Tymczasem wieczorem, około 18:00, Słońce opuści znak Strzelca-lekkoducha i wkroczy do poważnego, statecznego znaku Koziorożca. Tym samym dojdzie do zimowego przesilenia – to najkrótszy dzień w roku! Od tej pory będzie już tylko lepiej, a dni będą się wydłużać. Koziorożec to znak kojarzony z pracą, wytężonym wysiłkiem, ambitnym pięciem się po szczeblach kariery, dążeniem do swoich celów. Dziwne, że ten miesiąc pracy zaczyna nam się akurat do Świąt , a niektórzy mają potem urlop nawet do nowego roku. A jednak to znak żywiołu ziemi, a w Święta skupiamy się także na materialnym, ziemskim wymiarze życia – dajemy sobie prezenty, karmimy się pysznymi potrawami. Słońce w Koziorożcu wskazuje na czas robienia nowych projektów, nowych planów i prężną ich realizację. Wiele osób na pewno ma już na nowy rok pomysły, jak osiągnąć sukces i zarobić dużo pieniędzy i z energią przystąpi do ich urzeczywistniania. Będziemy teraz bardziej praktyczni, pragmatyczni, realistyczni, niezwykle skuteczni w działaniu. A więc opłaca się zaraz po Świętach wrócić do pracy! Zdyscyplinowani i cierpliwi osiągniemy, co tylko będziemy chcieli.

Przed 23:00 Wenus w Koziorożcu wejdzie w ruch retrogradacyjny. Będzie przemierzać Koziorożca wstecz aż do końca stycznia, sprawiając, że lepiej w tym czasie specjalnie nie wierzyć w swoje uczucia, swój gust, czy poczucie estetyki… Po pierwsze możemy teraz zapałać uczuciem do kogoś, na kogo normalnie wcale nie zwrócilibyśmy uwagi. Wszystko pięknie, ale z końcem stycznia ockniemy się z tego stanu i będziemy się zastanawiać, jak wyplątać się z takiego związku. Czas retrogradacji Wenus nie sprzyja też małżeństwu, lepiej więc nie planować na ten czas ślubu. To samo tyczy się zakupów, a szczególnie przedmiotów służących do wystroju domu, dzieł sztuki albo ubrań lub biżuterii. Możemy teraz zapalić się do zakupu czegoś za ciężkie pieniądze, a z końcem stycznia obudzimy się bez pieniędzy, a za to z jakąś straszliwą szmirą wiszącą na ścianie albo dziesięcioma parami butów, których nigdy nie założymy. Mogą nam się teraz podobać rzeczy zupełnie dziwne i takie, których byśmy normalnie nigdy nie wybrali. Jeżeli jeszcze nie kupiliśmy prezentów gwiazdkowych, to są spore szanse, że to co teraz kupimy będzie zupełnie nietrafione…

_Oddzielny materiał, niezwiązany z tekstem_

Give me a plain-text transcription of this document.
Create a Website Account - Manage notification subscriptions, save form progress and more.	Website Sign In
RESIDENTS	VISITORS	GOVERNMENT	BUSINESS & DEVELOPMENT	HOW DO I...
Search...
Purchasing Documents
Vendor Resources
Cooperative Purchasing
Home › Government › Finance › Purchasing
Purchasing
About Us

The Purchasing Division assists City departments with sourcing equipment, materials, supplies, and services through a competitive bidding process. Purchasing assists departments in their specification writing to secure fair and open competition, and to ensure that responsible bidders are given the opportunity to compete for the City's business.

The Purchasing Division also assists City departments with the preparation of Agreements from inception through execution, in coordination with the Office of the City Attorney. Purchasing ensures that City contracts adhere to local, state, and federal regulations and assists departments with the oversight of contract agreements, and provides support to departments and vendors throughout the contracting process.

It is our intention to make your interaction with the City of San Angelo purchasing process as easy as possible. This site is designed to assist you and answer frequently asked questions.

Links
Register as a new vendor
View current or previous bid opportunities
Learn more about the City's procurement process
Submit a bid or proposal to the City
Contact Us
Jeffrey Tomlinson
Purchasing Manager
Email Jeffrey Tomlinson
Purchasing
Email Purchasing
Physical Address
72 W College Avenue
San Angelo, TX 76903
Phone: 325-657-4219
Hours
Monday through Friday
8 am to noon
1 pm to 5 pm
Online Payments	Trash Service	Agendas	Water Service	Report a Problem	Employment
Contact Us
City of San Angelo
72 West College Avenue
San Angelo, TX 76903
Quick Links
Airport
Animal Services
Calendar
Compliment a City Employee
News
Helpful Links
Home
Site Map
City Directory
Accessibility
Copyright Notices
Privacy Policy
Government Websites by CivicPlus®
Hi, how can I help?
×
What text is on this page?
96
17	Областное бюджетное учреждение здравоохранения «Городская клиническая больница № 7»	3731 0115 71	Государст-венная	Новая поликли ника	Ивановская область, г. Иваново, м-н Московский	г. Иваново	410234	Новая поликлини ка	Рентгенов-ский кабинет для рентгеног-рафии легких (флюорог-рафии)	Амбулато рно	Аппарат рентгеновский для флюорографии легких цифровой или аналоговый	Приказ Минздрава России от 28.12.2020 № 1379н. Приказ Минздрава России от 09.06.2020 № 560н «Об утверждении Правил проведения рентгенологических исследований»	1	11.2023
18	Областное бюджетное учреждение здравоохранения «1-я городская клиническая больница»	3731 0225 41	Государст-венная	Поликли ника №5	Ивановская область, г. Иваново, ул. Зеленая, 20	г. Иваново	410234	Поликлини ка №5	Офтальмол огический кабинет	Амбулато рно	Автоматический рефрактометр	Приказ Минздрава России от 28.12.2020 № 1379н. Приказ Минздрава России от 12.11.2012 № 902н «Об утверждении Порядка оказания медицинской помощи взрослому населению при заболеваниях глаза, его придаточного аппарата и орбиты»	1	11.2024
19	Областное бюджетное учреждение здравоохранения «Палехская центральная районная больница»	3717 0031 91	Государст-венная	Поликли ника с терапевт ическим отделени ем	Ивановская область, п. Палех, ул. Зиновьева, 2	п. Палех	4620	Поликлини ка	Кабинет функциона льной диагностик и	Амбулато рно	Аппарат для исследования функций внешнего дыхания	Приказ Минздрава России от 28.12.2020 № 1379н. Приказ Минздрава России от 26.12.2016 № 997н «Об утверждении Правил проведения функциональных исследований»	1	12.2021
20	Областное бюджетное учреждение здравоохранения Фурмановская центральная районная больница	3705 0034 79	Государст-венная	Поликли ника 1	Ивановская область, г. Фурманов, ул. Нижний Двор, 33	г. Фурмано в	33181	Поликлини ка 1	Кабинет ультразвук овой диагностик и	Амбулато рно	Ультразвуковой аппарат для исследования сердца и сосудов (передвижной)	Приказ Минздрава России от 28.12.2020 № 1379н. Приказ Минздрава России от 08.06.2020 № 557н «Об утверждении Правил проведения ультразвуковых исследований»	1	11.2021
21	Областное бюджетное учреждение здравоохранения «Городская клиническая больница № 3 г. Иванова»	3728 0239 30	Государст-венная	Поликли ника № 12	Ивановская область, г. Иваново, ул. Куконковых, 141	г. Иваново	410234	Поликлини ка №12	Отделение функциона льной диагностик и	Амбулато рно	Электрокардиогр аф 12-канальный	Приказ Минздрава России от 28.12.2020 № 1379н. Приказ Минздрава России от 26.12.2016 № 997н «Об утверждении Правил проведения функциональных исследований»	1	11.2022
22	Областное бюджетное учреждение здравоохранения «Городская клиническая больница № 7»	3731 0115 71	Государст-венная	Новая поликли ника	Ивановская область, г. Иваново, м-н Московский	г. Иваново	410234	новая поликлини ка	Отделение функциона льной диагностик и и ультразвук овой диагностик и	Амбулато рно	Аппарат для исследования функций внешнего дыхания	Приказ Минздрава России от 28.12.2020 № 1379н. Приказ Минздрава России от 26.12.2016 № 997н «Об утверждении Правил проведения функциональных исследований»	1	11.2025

Około 23:00 Księżyc utworzy kwadraturę z Saturnem w Skorpionie, niosąc nastrój przygnębienia. Możliwe jakieś konflikty z bliskimi albo pojawią się pewne trudności, do tego jeszcze ciemno i zimno i zły humor gotowy. Spróbujmy teraz poświęcać bliskim więcej uwagi, docenić ich za coś albo pochwalić – Księżyc jest w łasym na pochlebstwa i pochwały Lwie, na pewno więc zrobi im się miło i może poprawicie tym atmosferę.



W niedzielę ranek minie dosyć spokojnie. Po południu, po 14:00, Księżyc ustawi się w trygonie do Merkurego w Strzelcu ożywiając komunikację międzyludzką. Będziemy mieli ochotę się spotykać, rozmawiać, dyskutować, plotkować, gadać przez telefon, odwiedzać bliskich. Jeżeli pogoda będzie sprzyjać, chętnie wybierzemy się też na jakąś krótką wycieczkę. To bardzo miły tranzyt na niedzielne popołudnie.

Wieczorem, po 18:00, Księżyc utworzy kwinkunks z retrogradującą Wenus w Koziorożcu i może być nam trudno opanować frustrację uczuciową. Poczujemy się niekochani albo ktoś da nam powód do zazdrości czy nas zrani. To krótki tranzyt, ale dość nieprzyjemny – możemy chcieć zagłuszyć przykre uczucia zakupami, a to, jak wiemy, podczas retrogradacji Wenus jest bardzo ryzykowne.

Po 20:00 Księżyc opuści Lwa i wkroczy do drobiazgowej Panny. Na następne dwa dni przyniesie nam koncentrację na zdrowiu, diecie, higienie i sprzątaniu. To dobre wpływy na przedświąteczny poniedziałek – zachęcą nas do robienia porządków w domu, do gotowania i pieczenia ciast. Będziemy bardzo porządniccy. Panna może jednak przynieść też tendencję do krytykowania innych, czego koniecznie powinniśmy się wystrzegać, szczególnie teraz, tuż przed Wigilią.

Z końcem niedzieli Księżyc będzie zmierzał w kierunku melancholijnej opozycji z Neptunem, ale aspekt uściśli się dopiero w poniedziałek. Tymczasem życzę Wam udanego weekendu!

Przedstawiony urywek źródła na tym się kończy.